Here are some top tips from FEI’s Sophie Baker about using polework to take your Dressage transitions to the next level…
Ask any top Dressage rider what their secret to greatness is, and you’ll always receive the same answer; transitions.
Transitions between the paces, transitions within the paces, direct or non-direct, transitions are key to getting your horse on the aids, engaged and attentive.
But let’s be honest, transitions in your Dressage arena can get boring – and it’s easy for riders to let less-than-perfect transitions slide from time to time.
Using poles to help your transitions can add some variety into your schooling as well as give you something more tangible to aim for.
Always make sure to maintain balance.
Tip 1 Four Poles in A Circle
Probably the most basic polework exercise available, and easily adaptable to absolutely any level of horse and rider.
A pole is placed at 12, 3, 6 and 9 on a 20m circle, and transitions are ridden between the poles.
During the early stages, this could be as simple as walking one quarter (or even one half), and trotting one quarter, or one half.
As you get more advanced, here are some things you can try between the poles:
- Add-in and drop-out a stride by lengthening and collecting the pace. For example, perform a collected trot from one pole to the next, then a lengthened trot, then a working trot.
- Ride a shoulder-in from one pole to the next, followed by a haunches in/haunches out/renvers/travers, etc.
- Spiral in from a 20m circle to a smaller circle and back out, while still maintaining a rhythm over the poles
Tip 2 Trot Canter Circle
On a 20m circle, set up three trotting poles at 3pm and three canter poles at 9pm.
Initially, you can tackle just one set of poles but still perform the transitions – e.g. trot the three poles, transition to canter and skip out the poles, before coming back down to trot over the poles again.
As you become more proficient, try to make your transitions at exactly 12 and 6 on the circle, going over both sets of poles in good rhythm and balance.
The trot canter transition is excellent for suppling the horse and putting him on the aids.
This exercise will really test your ability to ride accurate transitions, as well as accurate and even circles.
Tip 3 Serpentine
A serpentine is a great way to work on transitions coupled with bending and suppleness.
For advanced riders, a three-loop serpentine can be set up with two trotting poles on crossing the centre line of the first and third loops and two canter poles across the centre line for the second loop.
This is a difficult exercise which requires the horse to be balanced, supple, and on the aids.
To modify this exercise for less established horses and riders, simply swap out the canter poles for two more trotting poles.

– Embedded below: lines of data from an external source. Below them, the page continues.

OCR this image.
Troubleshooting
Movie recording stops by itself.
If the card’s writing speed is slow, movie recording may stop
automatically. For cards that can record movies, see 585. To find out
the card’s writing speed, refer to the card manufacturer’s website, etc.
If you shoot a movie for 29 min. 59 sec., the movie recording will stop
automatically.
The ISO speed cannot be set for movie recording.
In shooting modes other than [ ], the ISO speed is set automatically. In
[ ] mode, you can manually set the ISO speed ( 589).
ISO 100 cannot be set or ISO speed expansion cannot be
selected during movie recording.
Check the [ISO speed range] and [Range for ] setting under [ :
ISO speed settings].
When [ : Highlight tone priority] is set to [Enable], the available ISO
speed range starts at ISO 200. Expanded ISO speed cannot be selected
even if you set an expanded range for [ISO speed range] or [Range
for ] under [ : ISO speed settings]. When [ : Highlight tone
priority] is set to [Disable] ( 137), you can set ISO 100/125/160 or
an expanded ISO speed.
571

Perform a transition to walk or halt before and after each set of poles, focusing on keeping your horse straight over the poles and bending around the inside leg as you touch the wall at the apex of each loop.
In both cases above, you can also trot down the centre line using the tunnel that each pair of poles has created and perform a transition between the poles.
The “tunnels” aid in keeping you straight and precise in your transitions. Advanced pairs can aim for simple or even flying changes, while more novice combinations can work on halt-trot or walk-trot transitions.